2. Area of the paddles is A = (12.19 × 0.30 m² /paddle) (4 shafts)(2 paddles/shaft) = 30 m², the useful power input, by Eq. (12.6), is
P = 1/2C_{D}ρAν³
P = 0.5 × 1.8[(9,804 N∕m³)∕(9.81 m∕s²)](30 m²)(0.36 m∕s)³
= 1,260 N-m∕s
= 1.25 kW.
Energy consumption per ML = 1.25 × 24/75.7 ML = 0.40 kWh/ML treated. For electrical drive, there must be added the energy required to overcome mechanical friction and to provide for electrical losses in the lines and motor.

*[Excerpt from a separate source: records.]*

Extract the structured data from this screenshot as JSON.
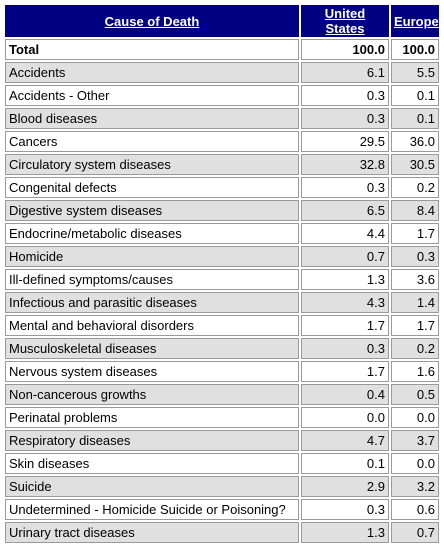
{
  "headers": {
    "cause": "Cause of Death",
    "us": "United States",
    "eu": "Europe"
  },
  "total": {
    "cause": "Total",
    "us": "100.0",
    "eu": "100.0"
  },
  "rows": [
    {
      "cause": "Accidents",
      "us": "6.1",
      "eu": "5.5"
    },
    {
      "cause": "Accidents - Other",
      "us": "0.3",
      "eu": "0.1"
    },
    {
      "cause": "Blood diseases",
      "us": "0.3",
      "eu": "0.1"
    },
    {
      "cause": "Cancers",
      "us": "29.5",
      "eu": "36.0"
    },
    {
      "cause": "Circulatory system diseases",
      "us": "32.8",
      "eu": "30.5"
    },
    {
      "cause": "Congenital defects",
      "us": "0.3",
      "eu": "0.2"
    },
    {
      "cause": "Digestive system diseases",
      "us": "6.5",
      "eu": "8.4"
    },
    {
      "cause": "Endocrine/metabolic diseases",
      "us": "4.4",
      "eu": "1.7"
    },
    {
      "cause": "Homicide",
      "us": "0.7",
      "eu": "0.3"
    },
    {
      "cause": "Ill-defined symptoms/causes",
      "us": "1.3",
      "eu": "3.6"
    },
    {
      "cause": "Infectious and parasitic diseases",
      "us": "4.3",
      "eu": "1.4"
    },
    {
      "cause": "Mental and behavioral disorders",
      "us": "1.7",
      "eu": "1.7"
    },
    {
      "cause": "Musculoskeletal diseases",
      "us": "0.3",
      "eu": "0.2"
    },
    {
      "cause": "Nervous system diseases",
      "us": "1.7",
      "eu": "1.6"
    },
    {
      "cause": "Non-cancerous growths",
      "us": "0.4",
      "eu": "0.5"
    },
    {
      "cause": "Perinatal problems",
      "us": "0.0",
      "eu": "0.0"
    },
    {
      "cause": "Respiratory diseases",
      "us": "4.7",
      "eu": "3.7"
    },
    {
      "cause": "Skin diseases",
      "us": "0.1",
      "eu": "0.0"
    },
    {
      "cause": "Suicide",
      "us": "2.9",
      "eu": "3.2"
    },
    {
      "cause": "Undetermined - Homicide Suicide or Poisoning?",
      "us": "0.3",
      "eu": "0.6"
    },
    {
      "cause": "Urinary tract diseases",
      "us": "1.3",
      "eu": "0.7"
    }
  ],
  "colors": {
    "header_bg": "#000080",
    "header_text": "#ffffff",
    "row_shaded": "#e0e0e0",
    "row_plain": "#ffffff",
    "cell_border": "#9a9a9a"
  }
}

3. Volume of tank = 30.48 × 12.19 × 4.57 = 1,700 m³
The detention period is t_{d} = V∕Q
= [(1,700 m³)∕(0.88 m³∕s)]∕(60 s∕min)
= 32.2 min.
4. The value of G is
G = \sqrt[2]{P/\mu V}
G = [1,260∕(1.31 × 10^{−3} × 1,700)]^{1∕2}
= 23.8∕s.
Gt_{d} = (23.8∕s)(32.2 min × 60 s∕min)
= 4.60 × 10^{4}.
5. The flocculator loading is
Q∕V = 75.7 × 10^{6} L∕day∕(1,700 m³)
= 44, 500 L ∕ day ∕ m³ or 44.5 m³ ∕ day ∕ m³.